Cuando, hace unos años, los trabajadores de la ONCE (vendedores del popular cupón) voceaban en la calle su "mercancía", recurrían al no menos popular "Mañana sale", "Mañana toca", en una invitación expresa al juego junto con el "¡Para hoy!".

Atrás quedaron aquellas voces y hoy, a la espera de esa especie de lotería que a todos va a "tocar" y que nadie, presumiblemente, querrá en su forma de condena, la sentencia del caso Prestige ocupa a los contertulios en emisoras de radio y televisión y mueve a la especulación en los medios de prensa en un martilleo incesante sobre lo que puede ocurrir. Si el fallo es o no condenatorio para el Estado español, para la compañía armadora del viejo petrolero, para las aseguradoras, etc.

Todo el mundo especula, pero nadie parece interesado, por temor a fallar, en adelantar un pronóstico. Este queda en la sapiencia del ortegano juez Pía quien en los meses que ha durado el juicio y el posterior estudio de los datos dados a conocer por imputados, testigos y abogados, habrá tenido tiempo para analizar los pros y los contras de una catástrofe que deja daños inicialmente estipulados en más de 4.000 millones de euros que ninguna de las partes quiere asumir.

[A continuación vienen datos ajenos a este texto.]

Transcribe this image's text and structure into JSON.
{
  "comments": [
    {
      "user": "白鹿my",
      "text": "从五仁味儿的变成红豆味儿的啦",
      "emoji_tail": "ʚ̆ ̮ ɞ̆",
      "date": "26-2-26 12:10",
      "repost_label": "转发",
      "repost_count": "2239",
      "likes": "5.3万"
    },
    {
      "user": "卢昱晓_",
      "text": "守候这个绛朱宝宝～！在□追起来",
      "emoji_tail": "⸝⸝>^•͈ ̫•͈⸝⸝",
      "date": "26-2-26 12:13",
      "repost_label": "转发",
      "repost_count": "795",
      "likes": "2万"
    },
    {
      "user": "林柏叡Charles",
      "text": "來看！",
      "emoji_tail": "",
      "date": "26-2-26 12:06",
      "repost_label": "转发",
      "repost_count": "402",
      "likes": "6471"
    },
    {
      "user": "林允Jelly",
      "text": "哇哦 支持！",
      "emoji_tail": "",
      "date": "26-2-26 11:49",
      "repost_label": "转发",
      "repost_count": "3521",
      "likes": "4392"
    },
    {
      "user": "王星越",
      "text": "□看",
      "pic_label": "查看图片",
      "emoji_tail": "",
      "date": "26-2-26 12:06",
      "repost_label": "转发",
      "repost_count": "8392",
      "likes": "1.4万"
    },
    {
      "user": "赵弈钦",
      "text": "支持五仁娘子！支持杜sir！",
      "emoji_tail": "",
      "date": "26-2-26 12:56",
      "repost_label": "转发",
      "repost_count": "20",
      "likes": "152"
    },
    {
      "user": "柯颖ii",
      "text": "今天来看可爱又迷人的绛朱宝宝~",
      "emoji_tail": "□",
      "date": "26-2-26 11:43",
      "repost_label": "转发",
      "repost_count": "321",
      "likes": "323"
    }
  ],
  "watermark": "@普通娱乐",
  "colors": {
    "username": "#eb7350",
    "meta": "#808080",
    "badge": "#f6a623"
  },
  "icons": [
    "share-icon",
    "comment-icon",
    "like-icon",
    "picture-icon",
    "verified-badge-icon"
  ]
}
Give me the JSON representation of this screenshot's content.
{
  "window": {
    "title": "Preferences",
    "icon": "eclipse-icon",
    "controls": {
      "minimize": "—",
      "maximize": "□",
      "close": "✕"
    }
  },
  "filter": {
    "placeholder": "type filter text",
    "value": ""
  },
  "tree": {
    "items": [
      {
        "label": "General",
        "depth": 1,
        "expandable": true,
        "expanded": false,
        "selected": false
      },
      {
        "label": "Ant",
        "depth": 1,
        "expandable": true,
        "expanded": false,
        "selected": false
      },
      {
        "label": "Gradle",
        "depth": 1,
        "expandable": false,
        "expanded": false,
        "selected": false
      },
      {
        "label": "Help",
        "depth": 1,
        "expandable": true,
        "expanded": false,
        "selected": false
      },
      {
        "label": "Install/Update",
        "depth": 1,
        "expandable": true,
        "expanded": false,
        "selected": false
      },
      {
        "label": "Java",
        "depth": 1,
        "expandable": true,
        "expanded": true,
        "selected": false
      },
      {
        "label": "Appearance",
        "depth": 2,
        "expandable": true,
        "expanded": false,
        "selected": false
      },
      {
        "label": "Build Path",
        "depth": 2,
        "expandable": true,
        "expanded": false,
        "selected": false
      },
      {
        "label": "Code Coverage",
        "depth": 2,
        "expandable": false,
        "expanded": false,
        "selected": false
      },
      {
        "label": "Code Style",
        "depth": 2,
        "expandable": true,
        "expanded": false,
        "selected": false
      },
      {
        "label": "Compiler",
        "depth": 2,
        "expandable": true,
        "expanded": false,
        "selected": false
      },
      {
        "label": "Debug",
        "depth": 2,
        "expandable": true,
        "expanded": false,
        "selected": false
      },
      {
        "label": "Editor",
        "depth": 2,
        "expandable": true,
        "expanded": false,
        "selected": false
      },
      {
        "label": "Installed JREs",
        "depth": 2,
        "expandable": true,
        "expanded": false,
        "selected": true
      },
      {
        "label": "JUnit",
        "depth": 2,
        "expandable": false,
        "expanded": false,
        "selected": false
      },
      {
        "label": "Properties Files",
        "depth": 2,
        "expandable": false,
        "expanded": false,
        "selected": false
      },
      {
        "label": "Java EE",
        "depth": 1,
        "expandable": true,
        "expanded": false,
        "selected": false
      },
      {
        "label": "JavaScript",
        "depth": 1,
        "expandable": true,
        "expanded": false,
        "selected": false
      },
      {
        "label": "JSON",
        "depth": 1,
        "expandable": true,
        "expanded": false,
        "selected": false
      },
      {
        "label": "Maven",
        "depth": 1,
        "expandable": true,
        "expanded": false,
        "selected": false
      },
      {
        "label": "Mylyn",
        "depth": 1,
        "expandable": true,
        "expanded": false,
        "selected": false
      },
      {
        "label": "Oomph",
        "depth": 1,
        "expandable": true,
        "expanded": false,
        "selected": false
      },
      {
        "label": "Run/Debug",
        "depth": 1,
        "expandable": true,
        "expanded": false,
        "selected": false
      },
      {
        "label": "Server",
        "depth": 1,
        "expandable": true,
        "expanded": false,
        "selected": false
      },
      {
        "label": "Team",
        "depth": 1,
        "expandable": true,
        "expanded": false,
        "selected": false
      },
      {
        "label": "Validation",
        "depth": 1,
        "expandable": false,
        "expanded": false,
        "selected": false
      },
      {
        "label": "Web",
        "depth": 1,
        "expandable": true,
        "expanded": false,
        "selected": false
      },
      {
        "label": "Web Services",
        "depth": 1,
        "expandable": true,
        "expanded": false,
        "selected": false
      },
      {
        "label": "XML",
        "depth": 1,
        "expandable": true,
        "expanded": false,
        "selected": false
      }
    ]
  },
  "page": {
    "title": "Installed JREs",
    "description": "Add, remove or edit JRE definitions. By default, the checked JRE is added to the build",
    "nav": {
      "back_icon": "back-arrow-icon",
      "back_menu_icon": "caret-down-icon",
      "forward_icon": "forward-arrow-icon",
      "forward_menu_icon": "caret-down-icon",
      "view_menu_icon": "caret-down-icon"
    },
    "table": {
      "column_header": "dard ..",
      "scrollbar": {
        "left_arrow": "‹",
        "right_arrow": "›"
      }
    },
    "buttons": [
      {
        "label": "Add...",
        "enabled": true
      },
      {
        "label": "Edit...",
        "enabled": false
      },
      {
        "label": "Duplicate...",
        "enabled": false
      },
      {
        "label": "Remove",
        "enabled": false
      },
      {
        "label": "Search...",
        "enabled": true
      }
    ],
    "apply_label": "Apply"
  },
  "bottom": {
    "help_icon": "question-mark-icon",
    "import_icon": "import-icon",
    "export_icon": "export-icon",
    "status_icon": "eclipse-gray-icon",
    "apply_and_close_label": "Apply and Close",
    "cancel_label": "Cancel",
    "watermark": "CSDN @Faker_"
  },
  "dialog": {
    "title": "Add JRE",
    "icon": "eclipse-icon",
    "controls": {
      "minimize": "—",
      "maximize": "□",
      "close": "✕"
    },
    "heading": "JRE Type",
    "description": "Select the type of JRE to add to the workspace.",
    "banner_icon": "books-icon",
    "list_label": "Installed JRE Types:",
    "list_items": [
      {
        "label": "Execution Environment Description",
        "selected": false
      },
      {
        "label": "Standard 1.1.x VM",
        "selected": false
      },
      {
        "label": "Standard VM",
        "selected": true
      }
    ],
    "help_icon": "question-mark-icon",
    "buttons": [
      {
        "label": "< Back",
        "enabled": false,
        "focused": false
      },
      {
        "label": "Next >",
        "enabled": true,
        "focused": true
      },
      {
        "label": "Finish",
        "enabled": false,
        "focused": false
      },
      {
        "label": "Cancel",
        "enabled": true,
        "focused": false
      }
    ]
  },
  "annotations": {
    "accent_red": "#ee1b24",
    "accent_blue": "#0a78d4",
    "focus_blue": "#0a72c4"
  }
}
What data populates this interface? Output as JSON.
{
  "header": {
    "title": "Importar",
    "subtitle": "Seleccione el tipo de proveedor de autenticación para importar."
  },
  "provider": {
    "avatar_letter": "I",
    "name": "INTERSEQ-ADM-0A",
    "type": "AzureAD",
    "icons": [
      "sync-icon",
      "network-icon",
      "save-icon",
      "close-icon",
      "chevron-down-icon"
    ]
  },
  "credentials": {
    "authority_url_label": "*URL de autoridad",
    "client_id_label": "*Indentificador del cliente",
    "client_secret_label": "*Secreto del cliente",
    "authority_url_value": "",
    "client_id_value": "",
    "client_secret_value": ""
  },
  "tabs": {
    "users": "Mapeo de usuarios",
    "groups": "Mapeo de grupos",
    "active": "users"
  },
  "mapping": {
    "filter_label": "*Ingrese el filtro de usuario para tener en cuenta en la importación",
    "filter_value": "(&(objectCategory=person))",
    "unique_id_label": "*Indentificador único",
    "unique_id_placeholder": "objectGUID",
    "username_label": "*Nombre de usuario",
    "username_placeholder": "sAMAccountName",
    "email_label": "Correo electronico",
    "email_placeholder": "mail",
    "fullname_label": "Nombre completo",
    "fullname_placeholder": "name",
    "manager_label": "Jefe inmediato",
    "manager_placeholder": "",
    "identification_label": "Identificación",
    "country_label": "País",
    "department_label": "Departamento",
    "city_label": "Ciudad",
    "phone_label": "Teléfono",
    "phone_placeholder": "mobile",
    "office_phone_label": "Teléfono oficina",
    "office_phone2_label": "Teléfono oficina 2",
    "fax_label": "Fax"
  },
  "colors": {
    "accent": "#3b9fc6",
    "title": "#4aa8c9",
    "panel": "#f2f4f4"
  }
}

¿Culpable el entonces director general de la Marina Mercante, José Luis López-Sor? El Estado español deberá responder por una inadecuada gestión de la crisis y el alejamiento de la costa de un buque-chatarra que, aprovechando previsiblemente su último viaje antes del desguace, transportaba una bomba compuesta por combustible basura que ningún otro buque hubiera aceptado en sus bodegas salvo en pago de una cantidad de dinero que pudiera compensar cualquier eventualidad.

Y deberá responder el Estado español porque, obviamente, los bienes del jubilado López-Sors no podrán compensar las exigencias de los damnificados. Ni siquiera la edad del exdirector general de la Marina Mercante permite a este pagar con pena de cárcel su teórica culpabilidad.

En idénticas circunstancias se hallan los oficiales del Prestige, por lo que, si se reconoce también la culpabilidad de estos, será su compañía y, en su caso sus aseguradoras, las que afronten una sentencia que, probablemente, achaque al mando español y los oficiales griegos las culpas de todo lo acontecido: a los griegos, por haber tomado la decisión de aproximar a la costa (en su afán de encontrar un lugar de refugio) un buque escorado con esa carga letal para el medio ambiente marino; al español, por pasear su soledad por el Atlántico en esa desesperada búsqueda de un país que pudiera acoger un petrolero en inminente peligro de hundimiento después de horas y más horas de navegación con rumbo incierto y de someter la estructura del buque al embate de las olas por babor y estribor y de los ejercicios de los remolcadores en un tira y afloja constante que pusieron a prueba la resistencia del viejo candray.

Son, aunque puede haber muchas variantes, las que el arriba firmante considera más lógicas consecuencias de un juicio que, a todas luces, va a dejar incólumes, limpias de polvo y paja, a un buen número de personas que, como mínimo, debieran de cumplir con, por lo menos, el reconocimiento de sus responsabilidades en unas decisiones que, seguro estoy, no fueron exclusivamente adoptadas por el veterano ingeniero naval al que el Gobierno de Aznar convirtió, por obra y gracia del ministro de Fomento de entonces, señor Álvarez-Cascos, en un director general de la Marina Mercante que ya ha pasado a la historia como el paganini de una historia cuyo final ni siquiera conoceremos totalmente mañana porque, a buen seguro, los recursos lo impedirán.